I have a solr cloud (v 4.10) installation that sits on top of Cloudera (CDH 5.4.2) HDFS with 3 solr instances each hosting a shard of each core.
I am looking for a way to incrementally copy the solr data from our production cluster to our development cluster. There are 3 cores but I am only interested in copying one of them.
I have tried to use the Solr replication - backup and restore but that doesn't seem to load anything into the dev cluster.
I also tried to snapshot the /solr dir in the hdfs prod clusters and use hadoop disctp to copy the files but the solr indexer deletes some of the files so the distcp job fails.
hadoop distcp hftp://prod:50070/solr/* hdfs://dev:8020/solr/
Can anyone help me here?
After a lot of trying this is the solution we worked out.

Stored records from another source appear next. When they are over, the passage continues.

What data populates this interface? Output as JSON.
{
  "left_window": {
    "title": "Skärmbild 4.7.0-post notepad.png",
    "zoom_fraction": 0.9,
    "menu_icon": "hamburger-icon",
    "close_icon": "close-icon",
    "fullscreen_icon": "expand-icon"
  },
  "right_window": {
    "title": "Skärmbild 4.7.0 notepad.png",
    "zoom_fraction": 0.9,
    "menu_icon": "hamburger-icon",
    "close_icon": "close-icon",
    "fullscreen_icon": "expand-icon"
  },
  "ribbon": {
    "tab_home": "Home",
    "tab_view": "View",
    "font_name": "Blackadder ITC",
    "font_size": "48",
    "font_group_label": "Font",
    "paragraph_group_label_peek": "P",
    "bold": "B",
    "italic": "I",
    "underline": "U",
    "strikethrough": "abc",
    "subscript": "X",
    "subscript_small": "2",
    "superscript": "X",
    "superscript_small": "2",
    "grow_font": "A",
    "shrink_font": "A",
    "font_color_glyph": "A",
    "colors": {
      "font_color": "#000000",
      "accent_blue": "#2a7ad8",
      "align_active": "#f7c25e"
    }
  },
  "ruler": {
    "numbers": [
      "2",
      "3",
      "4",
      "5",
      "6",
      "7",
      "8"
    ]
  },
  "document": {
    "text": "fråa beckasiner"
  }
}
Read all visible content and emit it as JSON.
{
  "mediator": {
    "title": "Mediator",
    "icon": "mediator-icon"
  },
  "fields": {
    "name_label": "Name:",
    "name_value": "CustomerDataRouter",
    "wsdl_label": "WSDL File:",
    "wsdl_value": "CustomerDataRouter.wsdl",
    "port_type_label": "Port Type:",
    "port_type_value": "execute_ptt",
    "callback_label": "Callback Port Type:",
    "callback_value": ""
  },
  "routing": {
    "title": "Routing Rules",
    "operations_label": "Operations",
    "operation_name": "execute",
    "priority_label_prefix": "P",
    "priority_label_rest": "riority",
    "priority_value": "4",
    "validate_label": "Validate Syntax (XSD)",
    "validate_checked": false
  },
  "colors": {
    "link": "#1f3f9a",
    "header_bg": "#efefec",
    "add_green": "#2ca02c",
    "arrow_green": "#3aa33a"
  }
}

- Initialise solr in the second environment with all the collections in the same way as the primary.
- Take a snapshot of HDFS
- Use hadoop hdfs -cp to copy the data up to the checkpoint
After the first run the copy job will be quick as you are only copying the increments.
please follow below steps to create snapshot of solr_hdfs folder and move the same on another cluster
1.Allow snapshot
sudo -u hdfs hadoop dfsadmin -allowSnapshot /user/solr/SolrCollectionName
2.Create snapshot with a specific name
sudo -u hdfs hadoop dfs -createSnapshot /user/solr/SolrCollectionName/ snapshotName
3. To list to snapshot directory
hdfs dfs -ls /user/solr/solrcollectionName/.snapshot
4. To copy, execute below command
sudo -u solr hadoop distcp hdfs://NNIP1:8020/user/solr/collectionName/.snapshot/SanpshotName hdfs://NNIP2:8020/user/solr
5. To restore snapshot
sudo -u solr hadoop fs -cp /user/solr/SanpshotName/* /user/solr/SolrcollectionName/